Diet plays an integral role in the genesis of many diseases and our nutritional habits have a profound effect on our mental health, including depression, insomnia, and attention-deficit/hyperactivity disorder (ADHD). The quality of our diet impacts not only our physical health but also our brain health.
The quality of our diet impacts not only our physical health but also our brain health. Mounting evidence indicates that the contemporary Western dietary pattern – characterized by higher intakes of red and processed meat, refined sugars and grains, alcohol, and high-fat dairy products, with minimal intakes of fruits, vegetables, whole grains, nuts, and fish – is strongly associated with negative health outcomes.
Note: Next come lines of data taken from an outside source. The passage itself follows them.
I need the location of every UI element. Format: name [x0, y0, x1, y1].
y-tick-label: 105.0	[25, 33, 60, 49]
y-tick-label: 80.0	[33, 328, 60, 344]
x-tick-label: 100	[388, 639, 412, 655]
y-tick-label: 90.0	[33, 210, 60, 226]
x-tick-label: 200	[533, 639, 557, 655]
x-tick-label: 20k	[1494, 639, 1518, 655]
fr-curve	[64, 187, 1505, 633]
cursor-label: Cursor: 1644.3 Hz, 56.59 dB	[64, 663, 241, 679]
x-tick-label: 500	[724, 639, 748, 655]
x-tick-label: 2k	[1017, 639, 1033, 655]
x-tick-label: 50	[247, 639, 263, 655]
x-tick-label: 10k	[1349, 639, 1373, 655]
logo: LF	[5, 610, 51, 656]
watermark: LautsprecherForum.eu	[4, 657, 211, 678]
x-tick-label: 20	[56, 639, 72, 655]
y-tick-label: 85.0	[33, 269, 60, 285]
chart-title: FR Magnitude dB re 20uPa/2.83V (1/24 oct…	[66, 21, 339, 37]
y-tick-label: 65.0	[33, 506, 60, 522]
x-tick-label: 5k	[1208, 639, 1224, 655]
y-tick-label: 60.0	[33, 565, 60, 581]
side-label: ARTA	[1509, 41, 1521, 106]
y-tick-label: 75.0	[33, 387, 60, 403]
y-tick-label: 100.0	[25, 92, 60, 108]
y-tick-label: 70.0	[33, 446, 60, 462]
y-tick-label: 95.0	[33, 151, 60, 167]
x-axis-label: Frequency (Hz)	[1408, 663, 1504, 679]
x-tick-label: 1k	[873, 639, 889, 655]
The vitamins and minerals that we take through the foods that we eat or through supplementation are used in every metabolic step in our brains. You might want to do a no-bad-fat diet but not a low-fat diet, because every cell in our body is made up of fat. About two-thirds of our brain is composed of fat, and fatty acids are among the most crucial molecules that determine the brain’s integrity and ability to perform. Although essential fatty acids (EFAs), particularly the omega-3 fatty acids, are important for brain development, they cannot be synthesized by the body and must be obtained from dietary sources. The most common food sources of EFAs include seafood, such as sardines and salmon, as well as flax seeds, walnuts, almonds, dark green leafy vegetables (such as broccoli and spinach), olive oil, whole grain foods, and eggs.
Diets that are high in carbohydrates and sugars have been linked to an increased risk of mild cognitive impairment (MCI) and dementia. The Western diet is high in both sugar and the less-healthy carbohydrates that get converted to sugar more quickly (as opposed to complex carbohydrates such as vegetables or legumes). Lower intakes of nutrient-dense foods and higher intakes of unhealthy “Western” foods have even been associated with smaller left hippocampal volume, a brain area critical for learning and memory, as well as mood regulation, and is especially vulnerable to damage at early stages of Alzheimer’s disease.
While consuming brain-healthy foods is critical at all ages, this becomes increasingly important as we age because our ability to absorb and utilize many nutrients becomes less efficient, as our nutrient requirements simultaneously increase. If you want to live as long as we’re living and still have your brain intact, cut out the processed food and the sugar from your diet.